When we deal with difficult industry initiatives and issues, it is always our preference to build consensus and involve all industry stakeholders. However, if circumstances dictate, we are not hesitant to move forward alone.
The conversion of Canadian earnings to U.S. dollars for display in North American leaders' lists and in U.S.-based publications is a good example. After trying for several years without success to achieve consensus, we decided in 2004 that unanimity was not an achievable goal and chose to underwrite and implement a major software development project ourselves, which was successfully completed this spring.
But in some instances it is simply not possible for us to move forward alone. Such is the case with the upgrade of this industry's wagering system.
Two years ago at this venue, in the wake of the pick-6 attempted wagering fraud, we said, "The time has come for this industry to apply true virtual enterprise behavior using a central database methodology for racing's entire technology infrastructure, including our wagering systems."
Last year, we outlined a migration path toward a next-generation wagering system consisting of three basic concepts:
To date, no one has argued with our vision for this next generation wagering system. In fact, it is widely accepted that moving in this direction is essential, not only for the purposes of security, but also to promote best practices in the pari-mutuel business.
But despite this widespread support, making any significant progress in the last year has been very difficult. So once again, we call on industry stakeholders, beginning with the racetracks and the regulators, to move forward with a greater sense of urgency and leadership in addressing this matter.

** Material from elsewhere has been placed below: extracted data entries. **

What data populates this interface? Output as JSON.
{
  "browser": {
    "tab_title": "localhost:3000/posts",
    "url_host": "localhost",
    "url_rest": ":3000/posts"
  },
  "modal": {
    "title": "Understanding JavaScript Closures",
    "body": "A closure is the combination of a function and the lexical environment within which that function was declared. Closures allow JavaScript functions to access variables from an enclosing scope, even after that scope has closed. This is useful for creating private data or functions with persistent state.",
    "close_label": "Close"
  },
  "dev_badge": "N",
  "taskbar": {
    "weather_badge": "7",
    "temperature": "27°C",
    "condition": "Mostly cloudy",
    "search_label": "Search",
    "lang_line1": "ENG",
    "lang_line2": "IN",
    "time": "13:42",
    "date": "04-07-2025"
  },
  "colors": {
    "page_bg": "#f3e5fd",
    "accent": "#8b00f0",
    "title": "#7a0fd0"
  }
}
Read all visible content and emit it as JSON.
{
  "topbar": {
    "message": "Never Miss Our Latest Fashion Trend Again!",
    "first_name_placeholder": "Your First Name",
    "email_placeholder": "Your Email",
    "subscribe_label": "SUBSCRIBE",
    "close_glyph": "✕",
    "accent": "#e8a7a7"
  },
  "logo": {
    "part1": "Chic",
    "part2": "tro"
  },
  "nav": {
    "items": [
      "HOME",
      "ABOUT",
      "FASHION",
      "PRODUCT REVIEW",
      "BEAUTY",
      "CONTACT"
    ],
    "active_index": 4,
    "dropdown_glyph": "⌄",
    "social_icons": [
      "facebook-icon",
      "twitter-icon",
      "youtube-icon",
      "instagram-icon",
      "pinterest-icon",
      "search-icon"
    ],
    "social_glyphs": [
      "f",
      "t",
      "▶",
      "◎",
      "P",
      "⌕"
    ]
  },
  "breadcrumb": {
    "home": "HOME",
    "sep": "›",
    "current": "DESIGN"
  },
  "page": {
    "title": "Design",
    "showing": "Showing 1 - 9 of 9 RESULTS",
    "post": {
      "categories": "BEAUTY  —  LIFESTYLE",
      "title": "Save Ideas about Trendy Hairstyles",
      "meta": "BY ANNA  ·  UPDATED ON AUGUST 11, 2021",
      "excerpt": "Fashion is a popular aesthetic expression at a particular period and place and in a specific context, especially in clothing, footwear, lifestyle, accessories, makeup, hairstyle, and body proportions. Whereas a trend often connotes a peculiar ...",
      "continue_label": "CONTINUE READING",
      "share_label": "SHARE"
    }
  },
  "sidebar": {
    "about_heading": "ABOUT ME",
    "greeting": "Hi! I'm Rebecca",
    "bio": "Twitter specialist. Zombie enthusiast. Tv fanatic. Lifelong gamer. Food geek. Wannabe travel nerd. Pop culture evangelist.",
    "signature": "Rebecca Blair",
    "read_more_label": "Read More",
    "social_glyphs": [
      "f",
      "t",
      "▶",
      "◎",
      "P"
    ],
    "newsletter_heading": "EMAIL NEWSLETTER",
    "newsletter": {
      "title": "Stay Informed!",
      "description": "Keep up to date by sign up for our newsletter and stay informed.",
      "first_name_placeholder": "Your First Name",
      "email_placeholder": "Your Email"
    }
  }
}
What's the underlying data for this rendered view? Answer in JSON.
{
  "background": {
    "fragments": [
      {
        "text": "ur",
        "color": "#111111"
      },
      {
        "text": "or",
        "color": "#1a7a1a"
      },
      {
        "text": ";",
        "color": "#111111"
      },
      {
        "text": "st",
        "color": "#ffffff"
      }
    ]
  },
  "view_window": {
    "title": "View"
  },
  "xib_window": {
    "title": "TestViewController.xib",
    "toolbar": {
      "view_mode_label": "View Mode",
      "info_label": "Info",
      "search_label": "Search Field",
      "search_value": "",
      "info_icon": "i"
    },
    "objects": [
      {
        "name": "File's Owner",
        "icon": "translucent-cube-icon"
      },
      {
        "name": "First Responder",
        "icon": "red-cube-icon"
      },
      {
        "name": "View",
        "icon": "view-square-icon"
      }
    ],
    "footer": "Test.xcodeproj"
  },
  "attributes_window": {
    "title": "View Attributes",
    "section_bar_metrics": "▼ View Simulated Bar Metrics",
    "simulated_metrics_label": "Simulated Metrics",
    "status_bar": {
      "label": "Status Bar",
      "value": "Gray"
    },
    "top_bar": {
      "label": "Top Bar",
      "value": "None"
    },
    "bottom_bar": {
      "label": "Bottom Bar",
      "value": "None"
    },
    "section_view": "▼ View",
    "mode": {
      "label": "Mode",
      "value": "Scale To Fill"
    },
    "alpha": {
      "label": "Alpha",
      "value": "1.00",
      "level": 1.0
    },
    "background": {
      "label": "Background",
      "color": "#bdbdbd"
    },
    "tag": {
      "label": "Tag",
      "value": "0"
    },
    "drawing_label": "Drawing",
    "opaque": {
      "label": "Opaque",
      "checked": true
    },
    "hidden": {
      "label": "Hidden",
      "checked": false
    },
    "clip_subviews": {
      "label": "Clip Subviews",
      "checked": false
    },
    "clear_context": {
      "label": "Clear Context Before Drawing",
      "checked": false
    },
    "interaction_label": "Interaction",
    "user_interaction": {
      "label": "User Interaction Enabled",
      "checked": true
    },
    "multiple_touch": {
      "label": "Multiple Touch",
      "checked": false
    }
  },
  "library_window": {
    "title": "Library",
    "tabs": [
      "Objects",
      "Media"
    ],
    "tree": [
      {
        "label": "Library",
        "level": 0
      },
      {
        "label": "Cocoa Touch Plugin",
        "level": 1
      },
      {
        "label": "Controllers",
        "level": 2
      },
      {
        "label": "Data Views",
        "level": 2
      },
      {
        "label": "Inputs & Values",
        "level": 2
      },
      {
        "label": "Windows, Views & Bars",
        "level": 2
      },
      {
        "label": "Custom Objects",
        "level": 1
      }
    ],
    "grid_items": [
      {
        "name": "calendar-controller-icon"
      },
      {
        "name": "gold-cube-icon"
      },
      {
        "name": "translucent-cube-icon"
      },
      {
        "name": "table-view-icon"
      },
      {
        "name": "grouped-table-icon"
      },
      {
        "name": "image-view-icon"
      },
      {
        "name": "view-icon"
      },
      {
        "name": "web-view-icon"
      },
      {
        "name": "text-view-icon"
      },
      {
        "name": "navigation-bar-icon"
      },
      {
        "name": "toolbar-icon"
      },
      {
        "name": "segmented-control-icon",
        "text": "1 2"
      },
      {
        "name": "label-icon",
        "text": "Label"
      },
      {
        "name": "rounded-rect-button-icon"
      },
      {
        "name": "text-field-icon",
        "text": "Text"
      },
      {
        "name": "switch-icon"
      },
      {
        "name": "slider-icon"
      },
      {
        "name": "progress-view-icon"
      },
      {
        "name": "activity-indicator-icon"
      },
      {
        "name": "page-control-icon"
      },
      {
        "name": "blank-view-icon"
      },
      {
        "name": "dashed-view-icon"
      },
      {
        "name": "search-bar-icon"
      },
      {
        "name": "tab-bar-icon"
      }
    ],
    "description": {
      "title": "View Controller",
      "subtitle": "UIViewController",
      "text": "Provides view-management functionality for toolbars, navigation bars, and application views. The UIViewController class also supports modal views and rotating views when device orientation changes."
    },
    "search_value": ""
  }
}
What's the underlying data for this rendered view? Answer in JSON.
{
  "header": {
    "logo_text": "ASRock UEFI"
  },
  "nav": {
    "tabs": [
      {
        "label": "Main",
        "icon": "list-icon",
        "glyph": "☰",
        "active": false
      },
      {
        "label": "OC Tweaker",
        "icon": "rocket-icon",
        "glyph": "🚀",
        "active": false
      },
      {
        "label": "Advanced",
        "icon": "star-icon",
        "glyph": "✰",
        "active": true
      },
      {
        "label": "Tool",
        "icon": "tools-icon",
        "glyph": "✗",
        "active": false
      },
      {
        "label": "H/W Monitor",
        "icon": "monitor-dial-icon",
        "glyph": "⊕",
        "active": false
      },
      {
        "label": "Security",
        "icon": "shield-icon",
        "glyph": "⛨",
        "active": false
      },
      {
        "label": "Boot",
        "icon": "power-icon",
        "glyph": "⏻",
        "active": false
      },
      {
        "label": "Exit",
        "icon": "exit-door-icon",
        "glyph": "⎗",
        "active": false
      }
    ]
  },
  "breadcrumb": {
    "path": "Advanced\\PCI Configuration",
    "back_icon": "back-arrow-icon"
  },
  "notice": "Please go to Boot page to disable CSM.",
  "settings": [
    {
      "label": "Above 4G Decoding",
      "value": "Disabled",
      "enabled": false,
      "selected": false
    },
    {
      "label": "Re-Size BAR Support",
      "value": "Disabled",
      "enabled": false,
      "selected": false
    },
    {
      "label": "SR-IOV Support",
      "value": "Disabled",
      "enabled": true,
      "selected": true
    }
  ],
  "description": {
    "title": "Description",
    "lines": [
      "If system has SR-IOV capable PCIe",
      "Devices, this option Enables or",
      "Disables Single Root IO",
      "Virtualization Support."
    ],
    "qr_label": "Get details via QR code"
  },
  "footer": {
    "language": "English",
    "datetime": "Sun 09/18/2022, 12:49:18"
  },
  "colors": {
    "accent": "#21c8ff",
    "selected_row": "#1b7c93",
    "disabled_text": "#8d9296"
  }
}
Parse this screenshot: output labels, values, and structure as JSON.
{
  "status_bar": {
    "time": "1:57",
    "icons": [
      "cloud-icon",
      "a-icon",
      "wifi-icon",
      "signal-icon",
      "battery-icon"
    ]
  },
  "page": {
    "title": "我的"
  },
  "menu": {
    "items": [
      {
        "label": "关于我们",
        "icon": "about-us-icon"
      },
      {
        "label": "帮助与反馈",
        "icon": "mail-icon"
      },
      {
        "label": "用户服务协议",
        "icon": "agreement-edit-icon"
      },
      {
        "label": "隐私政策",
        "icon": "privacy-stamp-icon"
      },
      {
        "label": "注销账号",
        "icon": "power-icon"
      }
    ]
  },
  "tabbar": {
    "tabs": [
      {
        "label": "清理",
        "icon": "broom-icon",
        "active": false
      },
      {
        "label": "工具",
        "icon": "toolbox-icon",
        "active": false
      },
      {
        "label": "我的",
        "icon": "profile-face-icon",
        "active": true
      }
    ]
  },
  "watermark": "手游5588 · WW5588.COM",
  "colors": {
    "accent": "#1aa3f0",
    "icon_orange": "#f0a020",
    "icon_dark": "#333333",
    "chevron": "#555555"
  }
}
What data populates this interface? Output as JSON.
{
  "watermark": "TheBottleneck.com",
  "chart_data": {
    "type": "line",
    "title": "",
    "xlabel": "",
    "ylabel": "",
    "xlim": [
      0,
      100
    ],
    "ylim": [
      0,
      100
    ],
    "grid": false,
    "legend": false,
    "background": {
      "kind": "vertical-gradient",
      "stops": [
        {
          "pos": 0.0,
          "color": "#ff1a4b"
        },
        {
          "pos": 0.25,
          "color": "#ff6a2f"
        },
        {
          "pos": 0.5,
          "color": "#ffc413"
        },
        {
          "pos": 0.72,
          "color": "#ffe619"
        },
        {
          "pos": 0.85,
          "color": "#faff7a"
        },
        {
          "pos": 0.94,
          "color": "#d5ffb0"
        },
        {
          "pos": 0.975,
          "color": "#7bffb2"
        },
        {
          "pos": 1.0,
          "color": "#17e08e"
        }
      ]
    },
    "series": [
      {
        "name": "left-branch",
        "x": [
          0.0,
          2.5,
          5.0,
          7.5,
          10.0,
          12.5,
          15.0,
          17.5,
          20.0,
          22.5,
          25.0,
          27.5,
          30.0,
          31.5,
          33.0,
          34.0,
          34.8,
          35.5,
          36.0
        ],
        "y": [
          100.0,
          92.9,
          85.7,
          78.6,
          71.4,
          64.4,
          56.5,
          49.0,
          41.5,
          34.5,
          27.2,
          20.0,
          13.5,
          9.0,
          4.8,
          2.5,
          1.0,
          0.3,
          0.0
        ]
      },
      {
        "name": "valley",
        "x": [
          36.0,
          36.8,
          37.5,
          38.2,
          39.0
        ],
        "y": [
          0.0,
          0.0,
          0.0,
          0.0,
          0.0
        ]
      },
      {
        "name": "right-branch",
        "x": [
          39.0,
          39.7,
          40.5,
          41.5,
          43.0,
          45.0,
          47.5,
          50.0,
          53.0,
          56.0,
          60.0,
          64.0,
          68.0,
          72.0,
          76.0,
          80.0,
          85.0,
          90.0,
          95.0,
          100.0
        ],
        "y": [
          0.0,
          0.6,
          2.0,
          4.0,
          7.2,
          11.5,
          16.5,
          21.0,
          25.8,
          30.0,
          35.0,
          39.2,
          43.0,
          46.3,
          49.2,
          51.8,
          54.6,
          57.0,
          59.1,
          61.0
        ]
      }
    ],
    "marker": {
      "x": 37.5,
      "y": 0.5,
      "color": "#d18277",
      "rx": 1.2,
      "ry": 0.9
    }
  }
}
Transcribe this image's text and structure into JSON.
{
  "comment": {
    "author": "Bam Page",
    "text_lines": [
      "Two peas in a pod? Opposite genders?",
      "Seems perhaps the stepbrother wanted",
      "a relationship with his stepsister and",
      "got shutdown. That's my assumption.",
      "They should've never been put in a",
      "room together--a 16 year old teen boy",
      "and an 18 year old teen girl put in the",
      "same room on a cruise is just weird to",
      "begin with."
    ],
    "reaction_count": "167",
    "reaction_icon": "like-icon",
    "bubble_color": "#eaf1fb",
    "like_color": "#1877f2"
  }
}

For among all of the pressing problems that this industry faces, few are as important to the long-term health of our business, as ensuring that our wagering systems provide the necessary transparency to allow host tracks to know the source of all wagers being bet into their pools. The Jockey Club has supported this effort for many years, and we remain totally committed to providing the necessary assistance to secure the next-generation wagering network.
And now for our projection of the 2006 Thoroughbred foal crop. Each year we look at the number of active stallions, book sizes and report of mares bred at this point in time. While the effects of MRLS are for the most part, thankfully, behind us, the impact of the 2001 and 2002 foal crop still affects our ability to predict to some extent. This year, based on a slight increase in the stallion book size and a slight decrease in the report of mares bred at this point in time, we project the 2006 Thoroughbred foal crop for the U.S., Canada and Puerto Rico to be 37,300, which is 100 more than last year's projection.
Thank you for your attention and good luck at the races.
Ogden Mills Phipps: Dan, thank you, and I hope everybody here supports us in this wagering network back-office problem. It is a terrible problem within this industry and one that needs your support, and we need to get the racetracks on line to get that done.